ADF Statistic: -3.176350
p-value: 0.021395
Critical Values:
	1%: -3.483
	5%: -2.885
	10%: -2.579


In [None]:
merged_df[['month_x', 'cay']].to_csv('cay_index.csv', index=False)
print("cay index saved to cay_index.csv")

cay index saved to cay_index.csv


## Summary and Interpretation

Based on the analysis:

1.  **Regression Results**: The regression of the log of consumption on the log of wealth and income shows that the log of income is a significant predictor of the log of consumption, while the log of wealth is not statistically significant in this model. The R-squared value indicates that approximately 32.8% of the variance in the log of consumption is explained by the model.

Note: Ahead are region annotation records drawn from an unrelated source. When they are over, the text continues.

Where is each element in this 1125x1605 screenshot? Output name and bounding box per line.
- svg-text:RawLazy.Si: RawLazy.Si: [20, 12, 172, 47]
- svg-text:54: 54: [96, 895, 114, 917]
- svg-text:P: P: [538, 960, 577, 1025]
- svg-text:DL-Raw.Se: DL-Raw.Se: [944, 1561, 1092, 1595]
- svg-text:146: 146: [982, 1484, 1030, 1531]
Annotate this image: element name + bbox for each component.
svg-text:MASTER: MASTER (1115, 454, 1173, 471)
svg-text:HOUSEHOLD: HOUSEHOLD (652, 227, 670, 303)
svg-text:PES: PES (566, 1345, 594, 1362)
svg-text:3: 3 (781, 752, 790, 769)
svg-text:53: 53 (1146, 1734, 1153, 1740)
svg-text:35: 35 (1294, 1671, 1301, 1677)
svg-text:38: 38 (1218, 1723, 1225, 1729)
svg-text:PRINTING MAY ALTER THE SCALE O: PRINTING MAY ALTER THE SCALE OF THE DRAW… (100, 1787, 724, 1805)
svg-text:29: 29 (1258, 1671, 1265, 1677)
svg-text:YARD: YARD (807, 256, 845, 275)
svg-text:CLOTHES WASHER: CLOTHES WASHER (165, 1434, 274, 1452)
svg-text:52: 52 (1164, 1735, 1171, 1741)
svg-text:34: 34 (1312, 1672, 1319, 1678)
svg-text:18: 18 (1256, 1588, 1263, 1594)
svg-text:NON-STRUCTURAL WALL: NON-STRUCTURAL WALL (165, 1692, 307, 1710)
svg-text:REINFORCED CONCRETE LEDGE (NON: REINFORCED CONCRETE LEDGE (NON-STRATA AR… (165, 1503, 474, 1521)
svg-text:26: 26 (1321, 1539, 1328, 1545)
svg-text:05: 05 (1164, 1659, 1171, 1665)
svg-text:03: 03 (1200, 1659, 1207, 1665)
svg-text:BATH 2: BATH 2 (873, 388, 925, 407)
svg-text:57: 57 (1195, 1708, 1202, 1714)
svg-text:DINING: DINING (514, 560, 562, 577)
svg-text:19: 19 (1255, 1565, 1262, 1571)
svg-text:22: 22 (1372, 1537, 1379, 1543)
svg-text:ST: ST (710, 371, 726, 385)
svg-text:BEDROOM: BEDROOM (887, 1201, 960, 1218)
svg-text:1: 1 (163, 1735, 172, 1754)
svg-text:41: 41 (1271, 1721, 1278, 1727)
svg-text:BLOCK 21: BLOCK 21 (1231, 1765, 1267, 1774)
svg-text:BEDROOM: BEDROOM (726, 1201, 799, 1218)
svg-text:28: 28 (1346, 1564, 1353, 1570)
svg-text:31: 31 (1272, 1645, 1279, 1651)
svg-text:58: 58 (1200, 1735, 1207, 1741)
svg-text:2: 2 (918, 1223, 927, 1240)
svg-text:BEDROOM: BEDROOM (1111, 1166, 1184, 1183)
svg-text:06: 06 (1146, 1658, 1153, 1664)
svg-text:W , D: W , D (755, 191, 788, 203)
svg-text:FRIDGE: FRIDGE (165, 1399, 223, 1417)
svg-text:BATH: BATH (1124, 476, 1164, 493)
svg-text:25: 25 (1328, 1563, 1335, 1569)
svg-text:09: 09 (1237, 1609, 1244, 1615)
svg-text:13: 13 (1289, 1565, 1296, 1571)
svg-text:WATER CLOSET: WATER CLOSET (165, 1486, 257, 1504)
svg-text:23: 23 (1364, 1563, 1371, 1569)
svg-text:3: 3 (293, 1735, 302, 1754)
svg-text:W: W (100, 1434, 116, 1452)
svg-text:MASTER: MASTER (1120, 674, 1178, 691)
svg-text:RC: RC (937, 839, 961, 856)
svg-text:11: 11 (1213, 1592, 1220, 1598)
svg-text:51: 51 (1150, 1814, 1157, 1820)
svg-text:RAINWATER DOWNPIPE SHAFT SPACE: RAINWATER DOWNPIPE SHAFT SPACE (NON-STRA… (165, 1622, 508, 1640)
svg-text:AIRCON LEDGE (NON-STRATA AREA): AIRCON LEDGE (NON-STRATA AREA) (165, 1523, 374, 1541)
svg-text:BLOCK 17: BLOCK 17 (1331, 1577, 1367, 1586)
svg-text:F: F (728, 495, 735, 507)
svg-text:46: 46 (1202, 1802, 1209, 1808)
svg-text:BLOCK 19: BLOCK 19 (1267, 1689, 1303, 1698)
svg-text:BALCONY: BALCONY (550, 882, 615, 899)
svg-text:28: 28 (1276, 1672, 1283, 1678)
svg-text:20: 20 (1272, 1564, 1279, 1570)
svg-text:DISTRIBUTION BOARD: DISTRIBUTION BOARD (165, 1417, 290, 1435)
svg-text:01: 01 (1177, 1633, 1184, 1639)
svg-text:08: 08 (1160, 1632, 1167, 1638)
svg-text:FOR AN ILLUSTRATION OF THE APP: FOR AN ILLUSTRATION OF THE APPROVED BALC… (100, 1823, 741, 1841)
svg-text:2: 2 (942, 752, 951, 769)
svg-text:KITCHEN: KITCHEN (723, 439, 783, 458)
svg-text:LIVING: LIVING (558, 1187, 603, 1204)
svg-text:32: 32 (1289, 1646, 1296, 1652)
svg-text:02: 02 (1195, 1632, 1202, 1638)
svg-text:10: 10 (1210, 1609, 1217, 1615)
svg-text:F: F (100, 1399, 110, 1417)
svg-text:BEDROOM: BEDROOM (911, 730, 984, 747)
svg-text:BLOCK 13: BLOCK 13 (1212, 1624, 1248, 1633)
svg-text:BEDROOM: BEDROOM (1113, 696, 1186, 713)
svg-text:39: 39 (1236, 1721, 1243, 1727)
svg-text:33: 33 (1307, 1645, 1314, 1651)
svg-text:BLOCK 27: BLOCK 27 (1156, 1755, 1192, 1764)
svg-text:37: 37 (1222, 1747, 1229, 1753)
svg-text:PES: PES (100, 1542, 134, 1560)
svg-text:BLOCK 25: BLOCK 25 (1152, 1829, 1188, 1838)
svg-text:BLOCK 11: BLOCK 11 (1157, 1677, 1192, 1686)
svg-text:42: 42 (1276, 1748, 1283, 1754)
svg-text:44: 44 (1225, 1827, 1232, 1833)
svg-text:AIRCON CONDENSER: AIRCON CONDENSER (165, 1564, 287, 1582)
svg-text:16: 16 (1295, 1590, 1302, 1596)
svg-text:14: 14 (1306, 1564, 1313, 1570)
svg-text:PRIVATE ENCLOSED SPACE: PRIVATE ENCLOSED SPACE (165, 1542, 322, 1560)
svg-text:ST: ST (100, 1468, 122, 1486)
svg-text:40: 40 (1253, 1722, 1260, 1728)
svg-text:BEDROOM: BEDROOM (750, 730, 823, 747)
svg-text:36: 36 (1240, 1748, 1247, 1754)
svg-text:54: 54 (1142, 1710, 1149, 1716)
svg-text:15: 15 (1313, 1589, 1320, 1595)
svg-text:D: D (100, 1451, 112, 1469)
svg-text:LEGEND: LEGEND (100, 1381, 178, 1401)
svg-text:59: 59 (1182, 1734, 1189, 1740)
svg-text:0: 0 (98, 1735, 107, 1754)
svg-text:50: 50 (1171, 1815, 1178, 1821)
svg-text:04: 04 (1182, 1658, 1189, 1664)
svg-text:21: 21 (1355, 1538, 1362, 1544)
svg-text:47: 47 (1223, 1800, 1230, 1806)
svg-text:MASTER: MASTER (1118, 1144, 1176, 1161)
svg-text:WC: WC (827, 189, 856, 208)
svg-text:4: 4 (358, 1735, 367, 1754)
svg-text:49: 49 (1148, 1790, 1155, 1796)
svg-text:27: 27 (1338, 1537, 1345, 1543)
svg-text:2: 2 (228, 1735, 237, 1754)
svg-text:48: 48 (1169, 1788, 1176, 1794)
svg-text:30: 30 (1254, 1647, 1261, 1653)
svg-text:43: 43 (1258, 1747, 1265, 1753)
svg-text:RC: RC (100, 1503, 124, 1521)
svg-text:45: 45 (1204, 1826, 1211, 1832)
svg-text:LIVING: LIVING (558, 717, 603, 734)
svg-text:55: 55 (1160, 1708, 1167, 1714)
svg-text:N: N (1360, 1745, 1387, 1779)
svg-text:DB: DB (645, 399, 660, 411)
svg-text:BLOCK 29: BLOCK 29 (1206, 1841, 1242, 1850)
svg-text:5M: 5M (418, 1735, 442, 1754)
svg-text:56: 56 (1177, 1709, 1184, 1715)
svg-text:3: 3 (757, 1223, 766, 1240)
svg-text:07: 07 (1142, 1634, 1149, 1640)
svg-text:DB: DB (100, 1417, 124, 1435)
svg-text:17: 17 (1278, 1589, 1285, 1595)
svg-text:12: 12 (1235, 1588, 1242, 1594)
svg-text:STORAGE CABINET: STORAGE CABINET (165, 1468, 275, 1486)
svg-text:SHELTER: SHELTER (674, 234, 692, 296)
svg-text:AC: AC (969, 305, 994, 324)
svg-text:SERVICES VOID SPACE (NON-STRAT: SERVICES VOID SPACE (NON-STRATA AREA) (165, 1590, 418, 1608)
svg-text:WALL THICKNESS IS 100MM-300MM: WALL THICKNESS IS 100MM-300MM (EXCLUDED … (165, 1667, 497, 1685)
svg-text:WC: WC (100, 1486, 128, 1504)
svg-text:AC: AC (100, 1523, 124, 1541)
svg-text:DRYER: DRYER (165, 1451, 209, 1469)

2.  **CAY Index**: The `cay` index, calculated as the residuals of this regression, represents the deviations of actual consumption from the level predicted by wealth and income.

3.  **Stationarity Test (ADF Test)**: The Augmented Dickey-Fuller (ADF) test was performed on the `cay` index to check for stationarity.
    *   **ADF Statistic**: -3.176350
    *   **p-value**: 0.021395
    *   **Critical Values**:
        *   1%: -3.483
        *   5%: -2.885
        *   10%: -2.579

    Since the p-value (0.021395) is less than the significance level of 0.05 (and also less than the 10% critical value), we reject the null hypothesis of non-stationarity. This suggests that the `cay` index is **stationary**.

**Interpretation**:

The stationarity of the `cay` index is an important finding. In economic terms, a stationary `cay` index implies that the relationship between consumption, wealth, and income, as captured by the residuals, tends to revert to its mean over time. This is consistent with the concept of cointegration between these variables, suggesting a stable long-run relationship. The `cay` index can be interpreted as a measure of consumption deviations from this long-run relationship, and its stationarity means that these deviations are temporary and do not persist indefinitely.